I need to load 5 million records from a CSV file into a PostgreSQL table as quickly as possible using PySpark. The performance and speed of the operation are critical for me. I often run my code from either my PC or a server, and I suspect the optimal repartition count might differ depending on the environment.

Here are my configurations:

PC Configuration:

  • RAM: 16 GB
  • Storage: 256 GB
  • CPU: 8 cores (6 cores available)

Server Configuration:

  • RAM: 64 GB
  • Storage: 2 TB
  • CPU: 32 cores

Tech Stack:

  • Backend: Django 5.0.7
  • Python: 3.11.9
  • Database: PostgreSQL 15
  • PySpark: 3.5.1
df.repartition(400)
    .write
    .mode("overwrite")
    .format("csv")
    .save(filepath, header='false')

What I Need:

I want to dynamically determine the number of partitions based on the size of the data, the number of file rows, and the available CPU resources. The goal is to optimize the loading speed. Can someone suggest a dynamic function or strategy to calculate the appropriate repartition count for different environments?

This seems kinda off-topic. Where exactly is the relevance to the Unity game engine? We usually don’t really discuss or handle server side programming here and your question is quite specific for technology and languages that have no connection to game development in Unity.

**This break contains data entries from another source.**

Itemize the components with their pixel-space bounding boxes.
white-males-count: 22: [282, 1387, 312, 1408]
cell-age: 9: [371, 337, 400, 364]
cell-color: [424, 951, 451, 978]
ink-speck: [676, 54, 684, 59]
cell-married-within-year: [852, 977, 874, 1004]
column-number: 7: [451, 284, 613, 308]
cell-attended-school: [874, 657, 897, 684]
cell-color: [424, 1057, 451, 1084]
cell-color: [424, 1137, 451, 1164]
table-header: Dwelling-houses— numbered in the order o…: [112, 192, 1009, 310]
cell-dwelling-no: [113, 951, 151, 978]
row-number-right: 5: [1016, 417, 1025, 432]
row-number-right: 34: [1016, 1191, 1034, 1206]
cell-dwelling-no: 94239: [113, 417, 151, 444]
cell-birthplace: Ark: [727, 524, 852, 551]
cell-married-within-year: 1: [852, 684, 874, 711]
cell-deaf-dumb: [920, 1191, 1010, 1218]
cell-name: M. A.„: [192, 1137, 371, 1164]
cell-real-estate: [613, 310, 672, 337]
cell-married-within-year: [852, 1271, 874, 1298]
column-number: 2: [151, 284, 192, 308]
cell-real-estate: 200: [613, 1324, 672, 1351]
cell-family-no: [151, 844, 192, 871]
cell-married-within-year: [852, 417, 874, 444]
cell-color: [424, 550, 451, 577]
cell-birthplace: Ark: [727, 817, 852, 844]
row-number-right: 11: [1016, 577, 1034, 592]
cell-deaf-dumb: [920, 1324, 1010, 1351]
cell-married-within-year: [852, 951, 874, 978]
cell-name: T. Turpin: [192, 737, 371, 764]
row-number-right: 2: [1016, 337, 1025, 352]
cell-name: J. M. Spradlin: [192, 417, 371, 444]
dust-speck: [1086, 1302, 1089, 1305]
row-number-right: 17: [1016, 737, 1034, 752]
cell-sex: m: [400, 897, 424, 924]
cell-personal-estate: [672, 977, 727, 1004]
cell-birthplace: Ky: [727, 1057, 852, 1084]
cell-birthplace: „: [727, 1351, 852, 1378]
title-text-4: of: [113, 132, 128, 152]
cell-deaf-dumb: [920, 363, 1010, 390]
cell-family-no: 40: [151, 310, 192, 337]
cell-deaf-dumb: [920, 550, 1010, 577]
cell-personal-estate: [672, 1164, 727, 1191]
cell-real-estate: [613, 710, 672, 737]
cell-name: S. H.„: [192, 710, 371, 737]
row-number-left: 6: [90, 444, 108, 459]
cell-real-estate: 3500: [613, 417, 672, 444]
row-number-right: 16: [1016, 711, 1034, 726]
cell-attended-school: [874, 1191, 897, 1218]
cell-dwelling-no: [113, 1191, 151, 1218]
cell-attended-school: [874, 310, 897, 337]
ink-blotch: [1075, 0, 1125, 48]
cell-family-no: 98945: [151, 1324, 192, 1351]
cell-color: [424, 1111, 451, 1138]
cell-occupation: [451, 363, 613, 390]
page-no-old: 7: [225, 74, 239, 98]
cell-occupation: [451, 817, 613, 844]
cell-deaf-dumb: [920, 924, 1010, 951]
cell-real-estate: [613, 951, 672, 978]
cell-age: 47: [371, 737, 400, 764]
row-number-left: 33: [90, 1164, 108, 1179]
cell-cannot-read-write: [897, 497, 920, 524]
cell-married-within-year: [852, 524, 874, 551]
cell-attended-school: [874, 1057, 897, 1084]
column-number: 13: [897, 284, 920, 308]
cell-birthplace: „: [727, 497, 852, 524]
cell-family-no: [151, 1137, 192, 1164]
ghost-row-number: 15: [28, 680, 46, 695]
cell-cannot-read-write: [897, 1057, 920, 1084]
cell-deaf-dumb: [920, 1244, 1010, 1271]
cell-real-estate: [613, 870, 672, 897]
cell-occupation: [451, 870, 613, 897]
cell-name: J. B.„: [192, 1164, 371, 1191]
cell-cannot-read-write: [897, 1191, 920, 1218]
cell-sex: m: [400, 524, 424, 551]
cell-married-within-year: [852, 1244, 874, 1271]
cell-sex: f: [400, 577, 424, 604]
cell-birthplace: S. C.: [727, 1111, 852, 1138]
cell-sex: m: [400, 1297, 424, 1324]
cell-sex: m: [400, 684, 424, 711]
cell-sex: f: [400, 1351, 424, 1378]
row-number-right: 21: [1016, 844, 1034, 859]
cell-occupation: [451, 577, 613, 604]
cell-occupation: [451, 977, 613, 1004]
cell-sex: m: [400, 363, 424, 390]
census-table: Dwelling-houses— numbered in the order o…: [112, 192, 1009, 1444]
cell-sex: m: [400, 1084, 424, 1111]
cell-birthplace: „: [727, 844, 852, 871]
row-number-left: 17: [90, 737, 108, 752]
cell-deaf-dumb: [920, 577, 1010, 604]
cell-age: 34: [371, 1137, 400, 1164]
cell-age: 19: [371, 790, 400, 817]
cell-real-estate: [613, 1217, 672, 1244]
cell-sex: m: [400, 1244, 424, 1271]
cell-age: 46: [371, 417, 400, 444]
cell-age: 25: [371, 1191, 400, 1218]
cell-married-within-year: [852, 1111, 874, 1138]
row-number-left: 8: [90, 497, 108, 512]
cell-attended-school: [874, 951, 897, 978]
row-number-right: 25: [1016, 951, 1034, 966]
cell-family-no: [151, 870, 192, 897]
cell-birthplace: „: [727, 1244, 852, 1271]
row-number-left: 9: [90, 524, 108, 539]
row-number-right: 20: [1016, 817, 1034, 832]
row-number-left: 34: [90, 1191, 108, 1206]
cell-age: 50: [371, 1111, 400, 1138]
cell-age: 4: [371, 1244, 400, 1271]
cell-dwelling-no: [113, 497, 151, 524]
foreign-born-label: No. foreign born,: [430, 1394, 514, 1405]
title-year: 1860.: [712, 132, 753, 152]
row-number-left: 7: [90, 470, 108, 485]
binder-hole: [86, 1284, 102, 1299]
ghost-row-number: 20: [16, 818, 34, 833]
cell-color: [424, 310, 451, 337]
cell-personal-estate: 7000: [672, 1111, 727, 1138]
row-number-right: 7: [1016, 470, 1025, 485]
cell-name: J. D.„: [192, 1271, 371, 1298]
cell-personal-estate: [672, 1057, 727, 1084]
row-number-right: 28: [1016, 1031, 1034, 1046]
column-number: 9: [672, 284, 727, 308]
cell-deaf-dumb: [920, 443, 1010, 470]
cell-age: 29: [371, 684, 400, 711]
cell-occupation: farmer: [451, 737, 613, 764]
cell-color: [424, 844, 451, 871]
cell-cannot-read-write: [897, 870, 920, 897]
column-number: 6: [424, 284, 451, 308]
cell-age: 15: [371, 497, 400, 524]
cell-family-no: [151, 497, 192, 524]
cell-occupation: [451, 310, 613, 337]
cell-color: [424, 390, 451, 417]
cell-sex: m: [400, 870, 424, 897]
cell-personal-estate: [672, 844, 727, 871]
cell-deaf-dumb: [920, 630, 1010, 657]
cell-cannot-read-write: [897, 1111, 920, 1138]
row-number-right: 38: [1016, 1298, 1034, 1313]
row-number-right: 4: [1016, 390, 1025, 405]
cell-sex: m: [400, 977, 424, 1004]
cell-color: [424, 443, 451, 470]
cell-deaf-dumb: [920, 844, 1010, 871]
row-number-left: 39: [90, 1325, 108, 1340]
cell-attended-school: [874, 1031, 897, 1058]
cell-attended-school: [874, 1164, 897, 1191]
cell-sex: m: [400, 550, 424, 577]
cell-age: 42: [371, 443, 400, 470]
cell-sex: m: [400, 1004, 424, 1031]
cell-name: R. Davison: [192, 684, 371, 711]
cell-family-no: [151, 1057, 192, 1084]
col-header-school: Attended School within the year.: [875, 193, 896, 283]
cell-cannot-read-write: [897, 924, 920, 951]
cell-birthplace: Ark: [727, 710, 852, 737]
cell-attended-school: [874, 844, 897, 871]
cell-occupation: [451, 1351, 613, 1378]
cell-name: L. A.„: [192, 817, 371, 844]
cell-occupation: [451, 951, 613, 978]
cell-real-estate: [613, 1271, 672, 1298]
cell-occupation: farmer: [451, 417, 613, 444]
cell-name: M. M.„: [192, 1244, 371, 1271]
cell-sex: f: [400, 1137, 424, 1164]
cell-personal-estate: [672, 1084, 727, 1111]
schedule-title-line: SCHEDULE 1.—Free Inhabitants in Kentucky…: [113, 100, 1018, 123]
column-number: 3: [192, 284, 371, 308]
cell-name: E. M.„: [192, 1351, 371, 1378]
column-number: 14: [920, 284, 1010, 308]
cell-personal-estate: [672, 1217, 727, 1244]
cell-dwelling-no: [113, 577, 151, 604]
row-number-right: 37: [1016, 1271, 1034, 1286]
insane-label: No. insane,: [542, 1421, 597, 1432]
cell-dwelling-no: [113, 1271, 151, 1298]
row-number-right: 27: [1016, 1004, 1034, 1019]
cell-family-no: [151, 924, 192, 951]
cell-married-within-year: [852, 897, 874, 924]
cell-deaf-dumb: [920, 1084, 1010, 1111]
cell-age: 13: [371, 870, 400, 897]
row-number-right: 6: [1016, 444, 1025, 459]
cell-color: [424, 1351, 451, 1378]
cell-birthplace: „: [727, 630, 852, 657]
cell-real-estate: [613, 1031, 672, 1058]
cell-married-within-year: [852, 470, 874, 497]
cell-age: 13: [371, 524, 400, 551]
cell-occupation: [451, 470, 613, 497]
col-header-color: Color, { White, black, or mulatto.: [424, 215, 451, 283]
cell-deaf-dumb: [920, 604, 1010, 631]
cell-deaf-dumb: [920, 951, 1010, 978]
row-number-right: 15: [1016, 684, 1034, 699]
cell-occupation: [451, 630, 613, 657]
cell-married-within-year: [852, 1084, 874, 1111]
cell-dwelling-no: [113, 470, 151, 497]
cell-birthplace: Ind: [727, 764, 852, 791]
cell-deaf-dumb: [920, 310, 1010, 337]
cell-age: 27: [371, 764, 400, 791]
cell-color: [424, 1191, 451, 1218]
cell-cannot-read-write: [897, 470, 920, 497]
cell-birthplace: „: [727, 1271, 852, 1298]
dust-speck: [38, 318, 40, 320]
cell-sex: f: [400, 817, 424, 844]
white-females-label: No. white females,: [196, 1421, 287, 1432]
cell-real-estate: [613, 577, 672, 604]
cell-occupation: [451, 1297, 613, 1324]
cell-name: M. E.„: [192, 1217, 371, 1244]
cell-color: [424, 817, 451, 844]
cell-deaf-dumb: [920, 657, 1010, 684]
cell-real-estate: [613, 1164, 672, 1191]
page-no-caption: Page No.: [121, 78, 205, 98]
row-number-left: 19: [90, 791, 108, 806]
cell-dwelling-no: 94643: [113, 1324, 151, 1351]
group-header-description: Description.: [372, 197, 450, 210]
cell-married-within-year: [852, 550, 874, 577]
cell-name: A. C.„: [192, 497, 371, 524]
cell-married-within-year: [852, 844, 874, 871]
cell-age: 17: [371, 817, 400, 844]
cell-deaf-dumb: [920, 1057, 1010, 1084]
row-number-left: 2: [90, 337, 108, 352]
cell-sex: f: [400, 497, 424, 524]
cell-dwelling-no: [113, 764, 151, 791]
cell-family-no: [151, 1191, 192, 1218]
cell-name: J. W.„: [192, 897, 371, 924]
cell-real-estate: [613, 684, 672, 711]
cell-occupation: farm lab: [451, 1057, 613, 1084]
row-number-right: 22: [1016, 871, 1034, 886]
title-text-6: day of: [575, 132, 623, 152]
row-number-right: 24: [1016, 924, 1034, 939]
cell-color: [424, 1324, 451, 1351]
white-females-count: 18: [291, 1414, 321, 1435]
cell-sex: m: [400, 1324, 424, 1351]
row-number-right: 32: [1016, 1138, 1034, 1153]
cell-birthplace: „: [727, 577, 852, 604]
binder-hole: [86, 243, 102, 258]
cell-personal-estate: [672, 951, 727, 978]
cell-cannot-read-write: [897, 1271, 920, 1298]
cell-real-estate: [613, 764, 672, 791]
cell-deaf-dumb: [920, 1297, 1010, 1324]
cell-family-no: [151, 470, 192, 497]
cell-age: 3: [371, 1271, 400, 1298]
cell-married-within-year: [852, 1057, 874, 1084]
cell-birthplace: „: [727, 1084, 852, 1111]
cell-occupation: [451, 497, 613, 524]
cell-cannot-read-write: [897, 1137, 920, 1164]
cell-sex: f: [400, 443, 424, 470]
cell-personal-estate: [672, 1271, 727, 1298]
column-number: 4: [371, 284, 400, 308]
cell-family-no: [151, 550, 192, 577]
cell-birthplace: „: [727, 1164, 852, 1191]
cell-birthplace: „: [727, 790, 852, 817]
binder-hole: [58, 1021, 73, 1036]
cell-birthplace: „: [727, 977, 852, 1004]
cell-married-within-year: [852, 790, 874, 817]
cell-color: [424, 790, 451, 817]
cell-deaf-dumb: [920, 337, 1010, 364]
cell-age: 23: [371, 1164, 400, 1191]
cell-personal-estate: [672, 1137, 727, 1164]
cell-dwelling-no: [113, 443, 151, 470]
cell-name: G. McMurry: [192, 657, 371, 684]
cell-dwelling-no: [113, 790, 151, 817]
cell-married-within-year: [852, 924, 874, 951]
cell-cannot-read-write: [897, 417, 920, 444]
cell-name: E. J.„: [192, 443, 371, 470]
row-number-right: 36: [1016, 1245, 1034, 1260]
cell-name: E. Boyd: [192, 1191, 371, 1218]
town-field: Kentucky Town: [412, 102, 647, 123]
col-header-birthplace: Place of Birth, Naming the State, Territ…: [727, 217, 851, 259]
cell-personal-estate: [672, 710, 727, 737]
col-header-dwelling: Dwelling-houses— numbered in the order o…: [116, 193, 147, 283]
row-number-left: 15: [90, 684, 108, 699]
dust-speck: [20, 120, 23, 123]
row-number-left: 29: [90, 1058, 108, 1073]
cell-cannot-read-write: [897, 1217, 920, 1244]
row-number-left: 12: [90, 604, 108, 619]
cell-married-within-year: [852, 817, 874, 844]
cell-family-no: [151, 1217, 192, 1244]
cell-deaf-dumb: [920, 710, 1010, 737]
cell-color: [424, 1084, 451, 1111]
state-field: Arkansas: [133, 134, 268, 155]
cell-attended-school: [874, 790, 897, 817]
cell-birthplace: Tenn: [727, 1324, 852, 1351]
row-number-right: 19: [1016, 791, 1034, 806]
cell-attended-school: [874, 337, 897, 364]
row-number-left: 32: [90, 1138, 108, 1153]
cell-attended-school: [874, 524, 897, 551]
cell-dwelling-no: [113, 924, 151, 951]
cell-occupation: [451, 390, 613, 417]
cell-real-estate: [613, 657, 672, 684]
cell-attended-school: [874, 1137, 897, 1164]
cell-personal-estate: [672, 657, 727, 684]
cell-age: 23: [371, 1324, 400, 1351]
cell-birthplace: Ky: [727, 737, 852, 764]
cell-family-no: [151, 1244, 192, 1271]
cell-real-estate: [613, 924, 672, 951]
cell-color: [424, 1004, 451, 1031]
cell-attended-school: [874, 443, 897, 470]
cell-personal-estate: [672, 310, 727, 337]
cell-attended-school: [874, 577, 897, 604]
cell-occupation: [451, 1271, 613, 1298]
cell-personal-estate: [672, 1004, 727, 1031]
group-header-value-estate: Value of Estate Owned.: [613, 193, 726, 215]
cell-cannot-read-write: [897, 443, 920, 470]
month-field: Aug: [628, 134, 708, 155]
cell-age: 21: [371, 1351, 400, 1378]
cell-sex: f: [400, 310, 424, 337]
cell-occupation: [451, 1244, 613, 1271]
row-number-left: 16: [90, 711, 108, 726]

I never used Spark or PySpark, but the code snippet you shared seems to export data to csv. However in the beginning you said you want to import CSV data into your database. Do you intend to export data in order to be edited outside the DB to be later re-imported? Questions regarding performance is also kinda pointless as there’s much more to it than the number of lines. Python is also not really the fastest approach to anything -.-